In a previous study on Bangladeshi populations the serum TNF-α has been found to be significantly higher in Type 2 DM subjects compared to Control, which supported by another study in India where they found that higher TNF-α level was associated in IGT and Type 2 DM subjects. Studies done in abroad had documented that serum TNF-α concentrations were higher in IGT than in NGT (Normal Glucose Tolerance) while a Korean study found no elevation in serum TNF-α concentrations in prediabetic patients compared to Control In the present study serum TNF-α was measured in Type 2 DM subjects with different BMI groups and found that serum TNF-α was increased with the increase of BMI. In this study both the Gr2 and Gr3 have shown significantly (p<0.05) higher levels of serum TNF-α compared to Gr1. Therefore, BMI might be an important indicator for the increase of serum TNF-α in Bangladeshi type 2 diabetic subjects. When serum TNF-α values were determined according to glycemic status, it was found that TNF-α was increased with increase of both fasting and postprandial serum glucose levels. Serum TNF-α was found to be increased significantly (p<0.05) when fasting glucose was more than 16mmol/l and postprandial serum glucose was more than 24mmol/l. Increased serum TNF-α may decreases insulin sensitivity which may play roles in the development of extreme hyperglycemia or vice versa. Therefore both the fasting and postprandial serum glucose at certain levels might have potential association with serum TNF-α.

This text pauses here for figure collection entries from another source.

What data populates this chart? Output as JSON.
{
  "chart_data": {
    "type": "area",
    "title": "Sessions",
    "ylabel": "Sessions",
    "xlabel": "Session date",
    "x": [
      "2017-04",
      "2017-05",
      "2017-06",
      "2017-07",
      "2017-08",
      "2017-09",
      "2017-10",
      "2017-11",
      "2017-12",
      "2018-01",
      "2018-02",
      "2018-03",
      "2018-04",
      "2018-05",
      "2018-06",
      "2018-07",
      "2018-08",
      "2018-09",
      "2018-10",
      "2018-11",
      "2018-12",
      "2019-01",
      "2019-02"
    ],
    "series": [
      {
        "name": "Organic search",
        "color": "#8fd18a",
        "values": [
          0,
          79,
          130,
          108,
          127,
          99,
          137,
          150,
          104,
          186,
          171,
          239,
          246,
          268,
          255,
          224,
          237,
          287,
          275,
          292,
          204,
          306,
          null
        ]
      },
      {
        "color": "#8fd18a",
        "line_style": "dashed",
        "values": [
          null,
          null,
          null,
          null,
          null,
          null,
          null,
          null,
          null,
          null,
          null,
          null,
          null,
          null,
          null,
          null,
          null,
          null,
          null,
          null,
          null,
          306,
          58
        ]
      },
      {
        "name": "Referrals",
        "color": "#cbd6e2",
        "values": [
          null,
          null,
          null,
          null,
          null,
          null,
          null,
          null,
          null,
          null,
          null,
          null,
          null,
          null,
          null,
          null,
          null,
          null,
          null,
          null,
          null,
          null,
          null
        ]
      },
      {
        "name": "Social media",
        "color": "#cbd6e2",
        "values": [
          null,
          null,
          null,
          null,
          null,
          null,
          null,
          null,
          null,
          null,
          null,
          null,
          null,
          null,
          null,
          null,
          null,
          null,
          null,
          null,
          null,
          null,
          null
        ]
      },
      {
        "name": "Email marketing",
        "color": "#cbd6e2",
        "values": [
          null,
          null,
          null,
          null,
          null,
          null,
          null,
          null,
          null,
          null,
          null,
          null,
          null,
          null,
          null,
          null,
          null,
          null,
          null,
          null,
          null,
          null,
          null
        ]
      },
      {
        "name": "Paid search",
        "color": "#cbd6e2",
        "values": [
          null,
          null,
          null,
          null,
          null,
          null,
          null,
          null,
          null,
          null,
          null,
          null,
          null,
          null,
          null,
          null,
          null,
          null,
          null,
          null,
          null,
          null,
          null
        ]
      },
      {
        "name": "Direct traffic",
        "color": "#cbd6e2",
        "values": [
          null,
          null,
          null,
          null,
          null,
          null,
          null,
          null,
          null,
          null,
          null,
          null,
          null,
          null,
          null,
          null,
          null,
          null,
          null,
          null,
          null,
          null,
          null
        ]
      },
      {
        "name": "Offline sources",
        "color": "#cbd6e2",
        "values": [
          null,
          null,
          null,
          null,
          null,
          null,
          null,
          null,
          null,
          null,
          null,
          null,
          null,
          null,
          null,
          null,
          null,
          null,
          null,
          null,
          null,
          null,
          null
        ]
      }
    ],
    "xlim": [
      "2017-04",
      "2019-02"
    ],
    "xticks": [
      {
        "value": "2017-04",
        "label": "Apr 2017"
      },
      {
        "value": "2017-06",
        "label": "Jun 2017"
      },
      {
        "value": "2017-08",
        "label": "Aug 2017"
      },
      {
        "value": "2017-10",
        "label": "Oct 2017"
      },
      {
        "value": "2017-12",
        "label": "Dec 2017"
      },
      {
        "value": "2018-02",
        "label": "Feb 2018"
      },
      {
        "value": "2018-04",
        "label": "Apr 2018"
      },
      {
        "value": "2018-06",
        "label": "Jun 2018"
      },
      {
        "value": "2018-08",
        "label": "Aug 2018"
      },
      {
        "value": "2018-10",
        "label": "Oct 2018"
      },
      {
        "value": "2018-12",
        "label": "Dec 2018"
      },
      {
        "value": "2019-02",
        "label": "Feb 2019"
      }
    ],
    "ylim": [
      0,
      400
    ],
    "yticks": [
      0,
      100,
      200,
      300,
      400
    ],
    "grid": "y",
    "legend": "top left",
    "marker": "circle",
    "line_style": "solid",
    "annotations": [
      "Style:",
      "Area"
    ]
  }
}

We have looked the determinants of TNF-α elevation in diabetic subjects using bivariate correlation analysis and it has been found that BMI, waist circumference, hip circumference and postprandial serum glucose is positively (r=0.257, p=0.002; r=0.201, p=0.016 and r=0.179, p=0.031 respectively) associated with fasting serum TNF-alpha in type 2 diabetic subjects. On the other hand serum HDL concentrations and insulin sensitivity showed significantly negative association (r=-0.184, p=0.027; r=-0.167, p=0.050 respectively) with TNF-α. On multiple linear regression analysis, when other cofactors like age, systolic blood pressure, diastolic blood pressure, fasting glucose and fasting insulin values were adjusted, both BMI (p=0.003) and postprandial serum glucose (p=0.001) was found to be significantly associated with serum TNF-α and the association of the latter one was found stronger [32-34]. Type 2 diabetes also has become the leading cause of end-stage renal disease in the world, and the number of patients diagnosed each year with end-stage renal disease attributed to type 2 diabetes is rising [35]. There is now evidence that activated innate immunity and inflammation are relevant factors in the pathogenesis of diabetes. Furthermore, different inflammatory molecules, including proinflammatory cytokines such as tumor necrosis factor-alpha (TNFalpha), play a critical role in the development of diabetic microvascular complications, including nephropathy [36,37]. A previous study showed that development of diabetic nephropathy is commonly thought to result from the cumulative interactions among multiple metabolic and hemodynamic factors which activate common intracellular signaling pathways that in turn trigger the production of cytokines and growth factors, leading to renal disease [38]. Another study showed that the prevalence of nephropathy significantly increased with increased BMI [39]. Therefore the viewpoints of the above discussion could be concluded as: a) increased BMI influences on insulin levels, insulin sensitivity and fasting serum TNF-α. b) after certain levels, both fasting and postprandial serum glucose levels significantly effects on the circulating concentration of TNF-α, c) fasting serum TNF-α shows positive association with BMI and postprandial serum glucose but the later one is more potential.